Descrizione
A dieci anni dall’approvazione del precedente Piano Urbano della Mobilità (PUM), il Comune di Rovereto avvia la redazione del nuovo Piano Urbano della Mobilità Sostenibile (PUMS). Questa iniziativa nasce dalla necessità di aggiornare le strategie locali a fronte delle profonde trasformazioni sociali, tecnologiche ed economiche dell’ultimo decennio. L’obiettivo centrale è consolidare uno sviluppo urbano che armonizzi l’efficienza dei trasporti con la qualità della vita, la salute pubblica e la tutela ambientale. Il PUMS non sarà un documento calato dall'alto, ma il risultato di un percorso partecipativo che coinvolgerà cittadini, esperti e associazioni per definire una mobilità moderna, resiliente e accessibile a tutti. Il primo appuntamento pubblico sarà giovedì 14 maggio alle 18 all’Urban Center di corso Rosmini; il secondo sarà venerdì 22 maggio alle 17 sempre all’Urban Center. Nella prima occasione sarà spiegato che cos’è il Pums, per quale motivo si sta elaborando e come il suo sviluppo migliori la vivibilità di Rovereto. Nel secondo incontro si cominceranno a definire insieme i punti di intervento.
Il PUMS si configura come uno strumento strategico integrato nel quadro della programmazione nazionale e internazionale per la riduzione delle emissioni climalteranti. In linea con le deliberazioni del Consiglio Comunale (n. 21 del 10/09/2024), la mobilità è riconosciuta come una componente cruciale del benessere collettivo. L'azione amministrativa punta a trasformare gli spazi urbani da semplici aree di transito a veri e propri spazi di relazione. La strategia si muove lungo tre direttrici fondamentali:
- Agenda 2030 (Goal 11): Rendere la città inclusiva, sicura e sostenibile, migliorando il trasporto pubblico e garantendo l'accesso a spazi verdi e servizi.
- Strategia Nazionale per lo Sviluppo Sostenibile (SNSvS): Tradurre gli obiettivi globali in azioni concrete sul territorio.
- Strategia Provinciale (SproSS): Realizzare un "Trentino più connesso", investendo in infrastrutture digitali e reti di trasporto intelligenti che favoriscano la coesione territoriale e l'innovazione.
Per l'elaborazione tecnica, il Comune di Rovereto si ispira alle Linee Guida ELTIS (pubblicate nel 2014 e aggiornate nel 2019), che definiscono il PUMS come un piano strategico volto a:
- Soddisfare la domanda di mobilità di persone e merci.
- Migliorare la qualità della vita in ambito urbano e periurbano.
- Seguire i principi di integrazione (tra diversi mezzi e piani), partecipazione (ascolto degli interessati) e valutazione (monitoraggio dei risultati).
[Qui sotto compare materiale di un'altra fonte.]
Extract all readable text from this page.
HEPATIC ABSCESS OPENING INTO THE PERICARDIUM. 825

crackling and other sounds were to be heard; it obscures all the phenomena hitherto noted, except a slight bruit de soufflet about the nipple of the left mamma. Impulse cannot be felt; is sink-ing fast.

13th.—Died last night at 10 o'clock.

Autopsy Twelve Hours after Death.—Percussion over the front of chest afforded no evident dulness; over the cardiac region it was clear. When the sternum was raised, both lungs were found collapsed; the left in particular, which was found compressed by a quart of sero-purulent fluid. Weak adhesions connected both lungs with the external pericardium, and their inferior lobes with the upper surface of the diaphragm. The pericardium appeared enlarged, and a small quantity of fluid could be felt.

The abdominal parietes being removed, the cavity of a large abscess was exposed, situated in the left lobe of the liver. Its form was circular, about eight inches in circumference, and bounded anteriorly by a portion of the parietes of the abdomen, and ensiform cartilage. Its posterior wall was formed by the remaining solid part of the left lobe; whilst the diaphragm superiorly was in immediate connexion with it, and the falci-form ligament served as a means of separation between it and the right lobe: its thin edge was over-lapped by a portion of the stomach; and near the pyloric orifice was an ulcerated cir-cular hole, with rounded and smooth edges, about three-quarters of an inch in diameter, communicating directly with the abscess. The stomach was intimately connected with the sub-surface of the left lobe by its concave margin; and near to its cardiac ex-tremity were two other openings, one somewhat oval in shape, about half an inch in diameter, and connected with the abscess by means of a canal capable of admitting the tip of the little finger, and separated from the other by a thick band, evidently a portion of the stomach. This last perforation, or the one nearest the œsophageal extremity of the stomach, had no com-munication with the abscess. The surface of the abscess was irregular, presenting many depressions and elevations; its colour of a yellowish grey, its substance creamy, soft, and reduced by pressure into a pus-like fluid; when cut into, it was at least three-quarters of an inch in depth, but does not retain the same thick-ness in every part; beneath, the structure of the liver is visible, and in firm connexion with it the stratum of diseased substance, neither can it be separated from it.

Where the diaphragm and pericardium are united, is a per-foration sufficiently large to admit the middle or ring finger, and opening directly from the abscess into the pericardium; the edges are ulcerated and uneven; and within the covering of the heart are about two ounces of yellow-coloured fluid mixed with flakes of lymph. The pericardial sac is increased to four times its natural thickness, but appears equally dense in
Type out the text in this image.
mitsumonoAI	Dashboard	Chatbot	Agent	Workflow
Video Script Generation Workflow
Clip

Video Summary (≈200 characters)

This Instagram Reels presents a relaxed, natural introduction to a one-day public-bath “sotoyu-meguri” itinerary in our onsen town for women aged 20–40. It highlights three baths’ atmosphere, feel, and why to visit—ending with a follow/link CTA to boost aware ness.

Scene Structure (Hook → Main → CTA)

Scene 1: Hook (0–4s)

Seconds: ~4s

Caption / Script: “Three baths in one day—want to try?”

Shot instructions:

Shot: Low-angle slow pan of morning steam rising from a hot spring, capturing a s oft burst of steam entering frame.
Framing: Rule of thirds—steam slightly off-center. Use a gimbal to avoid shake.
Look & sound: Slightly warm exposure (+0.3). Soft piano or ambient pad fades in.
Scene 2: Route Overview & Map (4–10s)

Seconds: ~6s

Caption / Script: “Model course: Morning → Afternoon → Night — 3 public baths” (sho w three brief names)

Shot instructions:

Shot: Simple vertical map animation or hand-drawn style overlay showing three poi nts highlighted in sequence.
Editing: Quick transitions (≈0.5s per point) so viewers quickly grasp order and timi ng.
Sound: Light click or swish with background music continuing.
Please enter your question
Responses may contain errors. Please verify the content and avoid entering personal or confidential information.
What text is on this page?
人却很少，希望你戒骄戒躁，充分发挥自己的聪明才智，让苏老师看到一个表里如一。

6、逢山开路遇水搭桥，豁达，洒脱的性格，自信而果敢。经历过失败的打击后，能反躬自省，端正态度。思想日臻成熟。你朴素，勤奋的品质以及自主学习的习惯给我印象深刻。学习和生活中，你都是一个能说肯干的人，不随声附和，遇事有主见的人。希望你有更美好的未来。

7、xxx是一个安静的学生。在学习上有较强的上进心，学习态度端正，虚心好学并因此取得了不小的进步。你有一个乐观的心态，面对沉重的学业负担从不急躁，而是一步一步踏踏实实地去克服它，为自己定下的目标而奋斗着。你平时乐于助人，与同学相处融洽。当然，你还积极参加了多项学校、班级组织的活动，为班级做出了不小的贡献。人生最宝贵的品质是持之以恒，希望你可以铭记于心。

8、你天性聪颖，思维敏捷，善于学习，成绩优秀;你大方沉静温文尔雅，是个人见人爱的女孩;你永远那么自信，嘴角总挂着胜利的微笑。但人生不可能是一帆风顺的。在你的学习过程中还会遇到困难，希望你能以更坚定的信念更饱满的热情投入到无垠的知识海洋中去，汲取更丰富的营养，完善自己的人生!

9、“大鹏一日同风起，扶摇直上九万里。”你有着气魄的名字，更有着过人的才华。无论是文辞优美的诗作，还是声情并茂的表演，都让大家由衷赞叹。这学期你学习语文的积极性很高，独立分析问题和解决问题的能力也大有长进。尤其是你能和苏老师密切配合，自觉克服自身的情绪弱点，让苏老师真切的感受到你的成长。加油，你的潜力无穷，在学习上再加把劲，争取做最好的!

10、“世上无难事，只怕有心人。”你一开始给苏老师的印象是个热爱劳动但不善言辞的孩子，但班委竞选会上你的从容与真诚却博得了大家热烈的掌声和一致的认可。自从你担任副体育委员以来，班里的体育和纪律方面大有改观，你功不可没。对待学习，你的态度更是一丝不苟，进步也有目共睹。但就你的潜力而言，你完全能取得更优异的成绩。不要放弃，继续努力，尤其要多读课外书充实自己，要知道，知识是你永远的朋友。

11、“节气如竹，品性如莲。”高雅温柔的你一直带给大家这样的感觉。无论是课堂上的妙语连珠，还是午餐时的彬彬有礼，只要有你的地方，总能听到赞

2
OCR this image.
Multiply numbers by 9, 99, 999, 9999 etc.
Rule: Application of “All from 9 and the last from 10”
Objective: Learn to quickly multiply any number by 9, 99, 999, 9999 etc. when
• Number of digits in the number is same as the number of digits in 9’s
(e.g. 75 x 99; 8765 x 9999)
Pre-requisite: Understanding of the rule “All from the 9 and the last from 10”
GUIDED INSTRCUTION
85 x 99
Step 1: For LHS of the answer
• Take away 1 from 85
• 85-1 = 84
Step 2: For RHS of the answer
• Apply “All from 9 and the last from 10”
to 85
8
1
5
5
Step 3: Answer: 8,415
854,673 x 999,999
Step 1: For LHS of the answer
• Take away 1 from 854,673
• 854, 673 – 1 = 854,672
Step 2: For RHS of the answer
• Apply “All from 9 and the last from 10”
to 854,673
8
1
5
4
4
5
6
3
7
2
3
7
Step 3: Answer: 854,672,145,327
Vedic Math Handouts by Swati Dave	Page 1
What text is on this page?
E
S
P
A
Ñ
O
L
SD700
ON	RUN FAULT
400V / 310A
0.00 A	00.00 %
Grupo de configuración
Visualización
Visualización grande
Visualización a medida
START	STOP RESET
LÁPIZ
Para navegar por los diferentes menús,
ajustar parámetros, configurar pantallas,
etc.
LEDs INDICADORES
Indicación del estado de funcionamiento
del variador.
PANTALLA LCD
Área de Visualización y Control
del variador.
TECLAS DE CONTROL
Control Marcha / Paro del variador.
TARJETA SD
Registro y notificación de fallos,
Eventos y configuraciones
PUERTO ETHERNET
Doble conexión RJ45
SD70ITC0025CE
Il nuovo PUMS di Rovereto rappresenta dunque il superamento del vecchio concetto di trasporto a favore di una visione sistemica. L'intervento chiave risiede nell'adozione di misure che riducano la congestione e le emissioni, promuovendo al contempo l'uso di veicoli puliti, il trasporto pubblico efficiente e la mobilità non motorizzata, garantendo così un futuro sostenibile per la comunità.
"In una città che si rigenera – chiarisce l’assessore alla pianificazione per lo sviluppo urbano sostenibile e senza barriere, Andrea Miniucchi - parlare di mobilità non significa solo gestire il traffico, ma decidere come vogliamo vivere lo spazio pubblico. Affrontare questa sfida con un approccio plurale — ascoltando chi a Rovereto vive, chi ci lavora e chi la attraversa ogni giorno — è l'unico modo per superare un approccio ideologico e guardare alla realtà per quella che è. Il percorso partecipativo che stiamo avviando non serve solo a raccogliere segnalazioni o lamentele, ma a costruire insieme un’immagine concreta della Rovereto del futuro. Gli obiettivi che ci poniamo con questo PUMS sono ambiziosi ma necessari: vogliamo una città dove muoversi sia più facile e sicuro per tutti, riducendo lo stress da traffico e l'inquinamento, ma anche rendendo i nostri quartieri più accessibili e accoglienti. Scommettere sulla mobilità sostenibile significa, in fondo, migliorare la qualità dell’aria che respiriamo e restituire bellezza alle nostre strade, affinché non siano solo luoghi di passaggio, ma spazi di incontro. Non è un obiettivo di pochi, ma una visione che dobbiamo disegnare insieme."